Ve evet, Cumhuriyet gazetesi de hayatta yapışıp kaldıklarımdan.
Gazeteye arada sırada bir şeyler yazardım. Bir gün, o zaman Kültür sayfasını yöneten Sevgili Handan Şenköken, “Daha sık yazsanıza Ahmet Bey!” dedi. Ben de -biraz baştan savma!- şöyle yanıtladım: “Çok isterim. Ama düzenli yazmakla yükümlü olmayınca, unutuyorum…”
Bilemezdim. Hemen o gün Handan Şenköken’in bu yanıtı Sevgili İlhan Selçuk’a yetiştireceğini, İlhan Selçuk’un da “O zaman söyle, her hafta Kültür sayfasına yazsın!” diyeceğini elbette bilemezdim! Daha aradan bir saat geçmeden Yazıişleri’nden bir telefon geldi: “Haftalık köşenizin adını ne koyalım Ahmet Cemal Bey?”
“Odak Noktası”nı nasıl o kadar çabuk buldum, hatırlamıyorum. Şimdi aradan otuz yıldan fazla bir zaman geçmiş ve ben gerçekten Cumhuriyet’e yapışıp kalmışım. Sırf yapıştım diye değil. Hep istediğim için.
Şimdi dönüp geriye baktığımda görüyorum ki, Cumhuriyet’ten başka bir gazetede yazabileceğim düşüncesinin aklımdan geçtiği tek bir an bile olmamış.
Şimdi, Kültür sayfasının “en eskisi”yim.
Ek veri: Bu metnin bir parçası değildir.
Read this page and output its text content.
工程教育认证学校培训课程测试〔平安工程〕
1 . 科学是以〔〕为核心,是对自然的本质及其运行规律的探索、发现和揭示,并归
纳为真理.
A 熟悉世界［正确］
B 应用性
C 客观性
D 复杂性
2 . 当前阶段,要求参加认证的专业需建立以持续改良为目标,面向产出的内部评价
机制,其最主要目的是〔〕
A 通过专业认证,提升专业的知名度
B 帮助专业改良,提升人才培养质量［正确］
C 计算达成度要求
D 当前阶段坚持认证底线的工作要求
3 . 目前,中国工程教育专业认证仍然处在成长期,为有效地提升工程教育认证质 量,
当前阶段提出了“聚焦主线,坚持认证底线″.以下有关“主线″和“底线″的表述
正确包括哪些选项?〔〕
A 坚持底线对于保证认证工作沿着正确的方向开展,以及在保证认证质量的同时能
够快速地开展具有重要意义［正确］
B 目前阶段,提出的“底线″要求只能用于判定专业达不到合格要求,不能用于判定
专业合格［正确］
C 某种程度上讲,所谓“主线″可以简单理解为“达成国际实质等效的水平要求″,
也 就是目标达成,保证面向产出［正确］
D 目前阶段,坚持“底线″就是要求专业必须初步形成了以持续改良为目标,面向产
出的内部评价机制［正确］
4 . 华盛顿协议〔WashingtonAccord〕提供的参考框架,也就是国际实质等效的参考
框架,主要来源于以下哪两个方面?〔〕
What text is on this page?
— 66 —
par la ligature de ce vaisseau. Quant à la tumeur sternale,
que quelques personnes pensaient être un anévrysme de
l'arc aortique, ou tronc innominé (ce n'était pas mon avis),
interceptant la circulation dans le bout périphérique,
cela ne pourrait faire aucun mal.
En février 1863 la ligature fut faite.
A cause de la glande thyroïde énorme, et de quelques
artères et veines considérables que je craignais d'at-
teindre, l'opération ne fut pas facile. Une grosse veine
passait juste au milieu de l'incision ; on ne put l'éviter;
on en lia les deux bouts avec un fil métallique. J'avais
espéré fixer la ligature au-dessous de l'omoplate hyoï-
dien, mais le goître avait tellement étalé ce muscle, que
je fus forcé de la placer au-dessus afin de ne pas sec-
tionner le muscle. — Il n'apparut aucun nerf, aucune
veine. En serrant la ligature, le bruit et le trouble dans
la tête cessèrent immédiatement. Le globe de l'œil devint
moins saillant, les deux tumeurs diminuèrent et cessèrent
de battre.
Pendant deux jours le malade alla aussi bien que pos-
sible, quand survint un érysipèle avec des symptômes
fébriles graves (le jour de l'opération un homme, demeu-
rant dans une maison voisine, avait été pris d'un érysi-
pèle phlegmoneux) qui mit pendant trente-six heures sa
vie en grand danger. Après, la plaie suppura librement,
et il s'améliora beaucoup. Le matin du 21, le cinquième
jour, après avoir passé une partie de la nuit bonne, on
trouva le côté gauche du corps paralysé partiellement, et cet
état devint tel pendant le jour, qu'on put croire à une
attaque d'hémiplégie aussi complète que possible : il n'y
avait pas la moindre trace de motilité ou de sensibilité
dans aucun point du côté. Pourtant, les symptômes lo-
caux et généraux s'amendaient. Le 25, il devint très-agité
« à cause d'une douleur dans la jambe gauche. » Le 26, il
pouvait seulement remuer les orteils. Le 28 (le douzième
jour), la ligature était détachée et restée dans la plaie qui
Ama sadece o kadar da değil. Sanırım gazetenin “en eski dışarıdan düzenli yazanı”yım, çünkü kadrolu değilim; fakat şimdiye kadar aklımdan ne kadrolu olmak ne de öyle olursam basın kartı alabileceğim düşüncesi geçti.
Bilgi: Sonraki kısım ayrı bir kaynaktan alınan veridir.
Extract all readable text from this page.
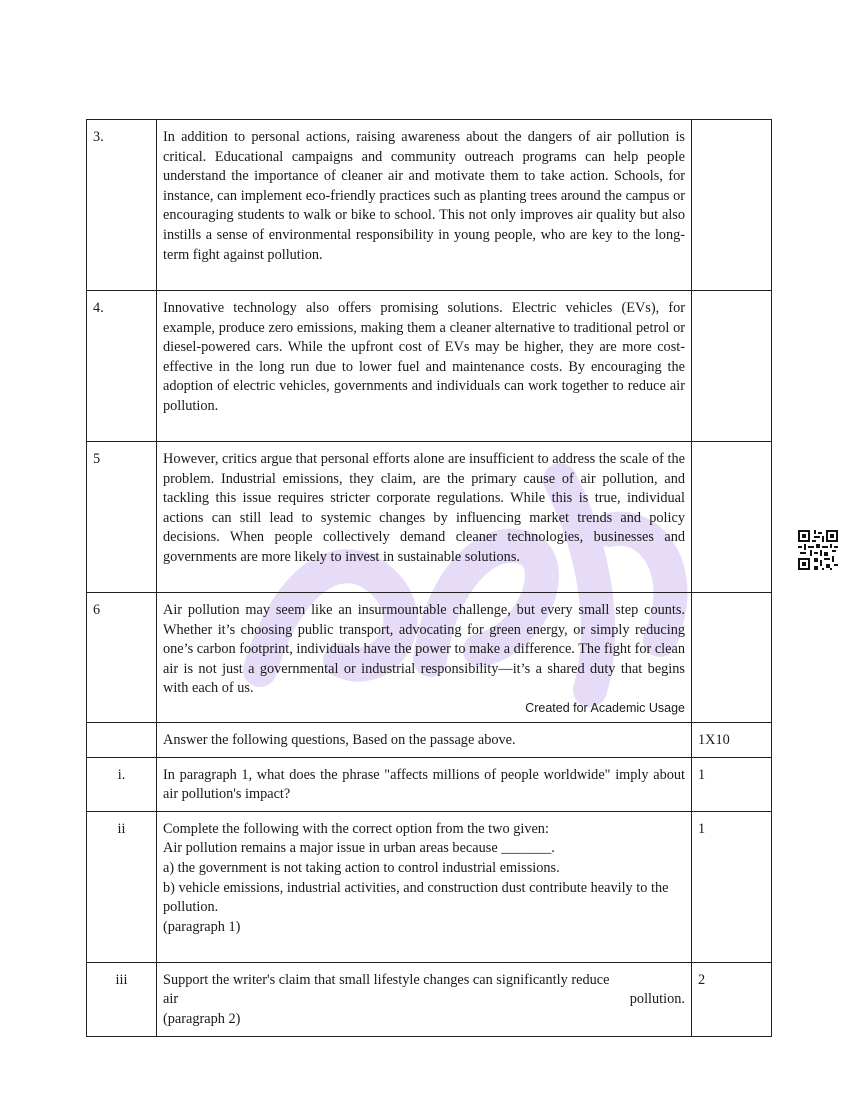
3.	In addition to personal actions, raising awareness about the dangers of air pollution is critical. Educational campaigns and community outreach programs can help people understand the importance of cleaner air and motivate them to take action. Schools, for instance, can implement eco-friendly practices such as planting trees around the campus or encouraging students to walk or bike to school. This not only improves air quality but also instills a sense of environmental responsibility in young people, who are key to the long-term fight against pollution.	
4.	Innovative technology also offers promising solutions. Electric vehicles (EVs), for example, produce zero emissions, making them a cleaner alternative to traditional petrol or diesel-powered cars. While the upfront cost of EVs may be higher, they are more cost-effective in the long run due to lower fuel and maintenance costs. By encouraging the adoption of electric vehicles, governments and individuals can work together to reduce air pollution.	
5	However, critics argue that personal efforts alone are insufficient to address the scale of the problem. Industrial emissions, they claim, are the primary cause of air pollution, and tackling this issue requires stricter corporate regulations. While this is true, individual actions can still lead to systemic changes by influencing market trends and policy decisions. When people collectively demand cleaner technologies, businesses and governments are more likely to invest in sustainable solutions.	
6	Air pollution may seem like an insurmountable challenge, but every small step counts. Whether it’s choosing public transport, advocating for green energy, or simply reducing one’s carbon footprint, individuals have the power to make a difference. The fight for clean air is not just a governmental or industrial responsibility—it’s a shared duty that begins with each of us.
Created for Academic Usage	

	Answer the following questions, Based on the passage above.	1X10
i.	In paragraph 1, what does the phrase "affects millions of people worldwide" imply about air pollution's impact?	1
ii	Complete the following with the correct option from the two given:
Air pollution remains a major issue in urban areas because _______.
a) the government is not taking action to control industrial emissions.
b) vehicle emissions, industrial activities, and construction dust contribute heavily to the pollution.
(paragraph 1)	1
iii	Support the writer's claim that small lifestyle changes can significantly reduce
air pollution.
(paragraph 2)	2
Yalnızca bu gazetede “yazabilmek”, benim için hep yeterli oldu. Çünkü beni, okurlarım yazar yaptı. Bir defasında, artık yazmayı bırakmayı düşündüğümde, okurlarım tarafından ve hem de “fena halde” azarlandım. 6-7 yıl önce, geçirdiğim bir ameliyat yüzünden bir hafta yazamamıştım. Tekrar yazmaya başladığımda, santraldaki görevli şöyle dedi: “Ne kadar çok okurunuz varmış Ahmet Bey! Sağlık durumunuzu soranlar ve yattığınız hastaneyi öğrenmek isteyenler yüzünden bazen telefonlarımız kilitlendi!”
Galiba bu yüzden Cumhuriyet’e, hem de “dışarıdan” yapışıp kaldım!